Sir Andrew received the 2016 Abel Prize from Crown Prince Hakon of Norway at the prize ceremony in Oslo on 24 May. He was awarded the prize 'for his stunning proof of Fermat's Last Theorem by way of the modularity conjecture for semistable elliptic curves, opening a new era in number theory'.

The ceremony held at the University Aula was attended by more than 400 guests, from members of the international mathematics community to local residents.

Professor Ole Sejersted, President of the Norwegian Academy of Science and Letters, which presents the Abel Prize, said: 'Mathematicians have tried to prove Fermat's Last Theorem for 350 years, without success, indicating that mathematicians regard this as one of the great mathematical puzzles.

'The Abel Committee says that Sir Andrew's work has heralded a new era in number theory. To me, this indicates that the work on the theorem required the development of an entirely new mathematical foundation, the significance of which goes far beyond the actual proving of the theorem.'

Accepting the prize, Sir Andrew Wiles said: 'As a ten-year-old eager to explore mathematics I rummaged in the popular mathematics section of my local public library and found a copy of a book called *The Last Problem* by E.T. Bell. I did not even have to open the book. On the bright yellow front cover it told the story of the 1907 Wolfskehl prize offered for the solution of a famous mathematical problem. The problem itself was on the back cover. I was hooked.

These Eureka moments are what a mathematician lives for, the burst of creativity that is all the more precious for the years of hard work that go into them. The moment in the morning of September 1994 when I resolved my last problem is a moment I will never forget.

Sir Andrew Wiles

'It was a wonderful find for me. Apparently inside mathematics there was hidden treasure! A little over 300 years previously a Frenchman by the name of Pierre de Fermat had solved a beautiful sounding problem, but he had buried the proof and now there was a prize for finding it!

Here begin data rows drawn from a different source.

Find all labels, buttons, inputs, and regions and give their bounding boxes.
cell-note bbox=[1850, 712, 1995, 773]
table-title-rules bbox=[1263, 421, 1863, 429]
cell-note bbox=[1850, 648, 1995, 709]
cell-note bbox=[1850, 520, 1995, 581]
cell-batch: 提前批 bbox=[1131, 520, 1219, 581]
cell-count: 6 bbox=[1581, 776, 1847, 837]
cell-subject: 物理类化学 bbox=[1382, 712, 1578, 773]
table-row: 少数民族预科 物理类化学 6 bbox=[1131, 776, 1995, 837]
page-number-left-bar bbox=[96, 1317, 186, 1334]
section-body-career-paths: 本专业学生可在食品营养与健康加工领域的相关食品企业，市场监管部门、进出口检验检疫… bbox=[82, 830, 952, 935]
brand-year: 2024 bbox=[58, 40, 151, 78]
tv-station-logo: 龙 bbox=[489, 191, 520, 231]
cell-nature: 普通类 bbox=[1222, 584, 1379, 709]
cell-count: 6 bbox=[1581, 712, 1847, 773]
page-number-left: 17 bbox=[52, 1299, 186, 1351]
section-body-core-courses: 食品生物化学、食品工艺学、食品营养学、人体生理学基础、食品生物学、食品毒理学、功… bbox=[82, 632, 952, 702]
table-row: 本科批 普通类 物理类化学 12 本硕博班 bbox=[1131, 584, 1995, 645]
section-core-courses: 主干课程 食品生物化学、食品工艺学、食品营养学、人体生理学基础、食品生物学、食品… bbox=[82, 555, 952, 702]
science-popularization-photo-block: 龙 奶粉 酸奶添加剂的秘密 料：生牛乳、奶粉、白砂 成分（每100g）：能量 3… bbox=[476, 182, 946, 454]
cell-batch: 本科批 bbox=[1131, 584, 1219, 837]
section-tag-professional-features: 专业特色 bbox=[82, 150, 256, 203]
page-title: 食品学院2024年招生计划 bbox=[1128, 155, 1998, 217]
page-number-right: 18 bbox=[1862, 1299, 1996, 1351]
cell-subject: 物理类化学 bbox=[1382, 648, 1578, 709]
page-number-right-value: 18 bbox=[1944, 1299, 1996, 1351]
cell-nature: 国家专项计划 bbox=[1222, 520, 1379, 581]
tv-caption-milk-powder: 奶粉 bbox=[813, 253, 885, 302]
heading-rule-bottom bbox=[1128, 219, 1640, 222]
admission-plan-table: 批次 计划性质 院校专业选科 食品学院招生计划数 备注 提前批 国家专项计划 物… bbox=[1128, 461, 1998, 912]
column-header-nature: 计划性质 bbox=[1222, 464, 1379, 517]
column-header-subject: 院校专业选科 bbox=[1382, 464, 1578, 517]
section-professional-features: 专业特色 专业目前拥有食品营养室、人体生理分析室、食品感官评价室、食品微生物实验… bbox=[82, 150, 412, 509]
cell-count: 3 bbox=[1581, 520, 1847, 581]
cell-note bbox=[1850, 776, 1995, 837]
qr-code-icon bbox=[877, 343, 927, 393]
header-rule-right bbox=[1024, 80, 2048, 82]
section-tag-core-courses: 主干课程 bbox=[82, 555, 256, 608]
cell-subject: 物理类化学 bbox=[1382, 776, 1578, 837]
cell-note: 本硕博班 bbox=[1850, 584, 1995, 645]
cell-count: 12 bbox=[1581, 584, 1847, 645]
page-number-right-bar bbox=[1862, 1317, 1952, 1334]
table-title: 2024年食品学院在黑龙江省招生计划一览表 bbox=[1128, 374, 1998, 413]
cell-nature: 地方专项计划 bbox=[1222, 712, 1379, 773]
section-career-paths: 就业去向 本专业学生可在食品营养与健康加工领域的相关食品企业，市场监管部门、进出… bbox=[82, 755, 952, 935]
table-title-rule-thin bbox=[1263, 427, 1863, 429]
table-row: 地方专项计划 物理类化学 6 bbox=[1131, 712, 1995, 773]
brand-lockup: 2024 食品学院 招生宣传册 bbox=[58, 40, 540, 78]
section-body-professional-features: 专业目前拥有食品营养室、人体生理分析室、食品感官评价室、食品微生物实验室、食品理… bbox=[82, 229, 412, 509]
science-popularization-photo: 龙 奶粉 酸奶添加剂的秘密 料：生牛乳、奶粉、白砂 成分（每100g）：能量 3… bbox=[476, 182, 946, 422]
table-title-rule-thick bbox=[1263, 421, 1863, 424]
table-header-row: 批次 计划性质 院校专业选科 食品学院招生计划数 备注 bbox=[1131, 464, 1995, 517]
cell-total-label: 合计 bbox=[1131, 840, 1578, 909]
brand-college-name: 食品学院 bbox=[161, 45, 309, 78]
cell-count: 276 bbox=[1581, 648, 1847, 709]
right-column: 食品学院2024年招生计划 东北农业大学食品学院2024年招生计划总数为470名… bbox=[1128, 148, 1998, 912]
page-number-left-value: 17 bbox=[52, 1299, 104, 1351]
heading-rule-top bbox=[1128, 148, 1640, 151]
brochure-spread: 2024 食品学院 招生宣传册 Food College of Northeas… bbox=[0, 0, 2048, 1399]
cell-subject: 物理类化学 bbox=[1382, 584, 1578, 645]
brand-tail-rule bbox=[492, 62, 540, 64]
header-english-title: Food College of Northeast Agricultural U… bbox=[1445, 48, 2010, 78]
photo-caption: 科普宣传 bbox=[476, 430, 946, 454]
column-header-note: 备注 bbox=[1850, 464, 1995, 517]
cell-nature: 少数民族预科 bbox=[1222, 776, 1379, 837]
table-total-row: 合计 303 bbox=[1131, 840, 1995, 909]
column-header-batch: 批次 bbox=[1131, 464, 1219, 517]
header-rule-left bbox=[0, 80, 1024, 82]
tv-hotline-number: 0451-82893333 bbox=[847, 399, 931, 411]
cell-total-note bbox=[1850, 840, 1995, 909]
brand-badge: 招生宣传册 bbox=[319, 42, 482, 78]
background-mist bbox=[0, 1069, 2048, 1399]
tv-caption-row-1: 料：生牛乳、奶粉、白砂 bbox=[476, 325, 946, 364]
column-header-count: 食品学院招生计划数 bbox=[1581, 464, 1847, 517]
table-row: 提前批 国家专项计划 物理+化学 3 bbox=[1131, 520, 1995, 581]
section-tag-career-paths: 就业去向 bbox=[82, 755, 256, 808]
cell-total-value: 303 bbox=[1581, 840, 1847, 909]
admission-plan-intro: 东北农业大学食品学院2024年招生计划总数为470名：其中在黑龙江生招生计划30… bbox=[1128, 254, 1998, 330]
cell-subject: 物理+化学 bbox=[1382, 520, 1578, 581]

'Fermat did not leave any clues because he did not have a solution, but nature itself leaves clues. I just had to find them. There was never going to be a one-line proof. Nor do proofs come just because one has been born with mathematical perfect pitch. There is no such thing. One has to spend years mastering the problem so that it becomes second nature. Then, and only then, after years of preparation is one's intuition so strong that the answer can come in a flash.

'These eureka moments are what a mathematician lives for; the bursts of creativity that are all the more precious for the years of hard work that go into them. The moment in the morning of September 1994 when I resolved my last problem is a moment I will never forget.'

Fermat's Last Theorem had been widely regarded by many mathematicians as seemingly intractable. First formulated by the French mathematician Pierre de Fermat in 1637, it states:

*There are no whole number solutions to the equation x ^{n} + y^{n} = z^{n} when n is greater than 2, unless xyz=0.*

Fermat himself claimed to have found a proof for the theorem but said that the margin of the text he was making notes on was not wide enough to contain it. After seven years of intense study in private at Princeton University, Sir Andrew announced he had found a proof in 1993, combining three complex mathematical fields – modular forms, elliptic curves and Galois representations.

Sir Andrew not only solved the long-standing puzzle of the theorem, but in doing so he created entirely new directions in mathematics, which have proved invaluable to other scientists in the years since his discovery. The Norwegian Academy of Science and Letters said in its citation: 'Few results have as rich a mathematical history and as dramatic a proof as Fermat's Last Theorem.'

The Abel Prize is named after the Norwegian mathematician Niels Henrik Abel (1802-29) and was established in 2001 to recognize pioneering scientific achievements in mathematics. Abel himself did some of the early work on the properties of elliptical functions. Previous winners of the Prize include Britain's Sir Michael Atiyah and the late US mathematician John Nash.

Accompanying the prize-giving ceremony is a series of 'Abel week' activities aimed particularly at young people, including the awarding of the Holcombe Memorial Prize for an outstanding teacher of mathematics and the UngeAbel contest for teams of secondary pupils. This year's winning teacher and young winners were in the audience for the Abel Prize ceremony.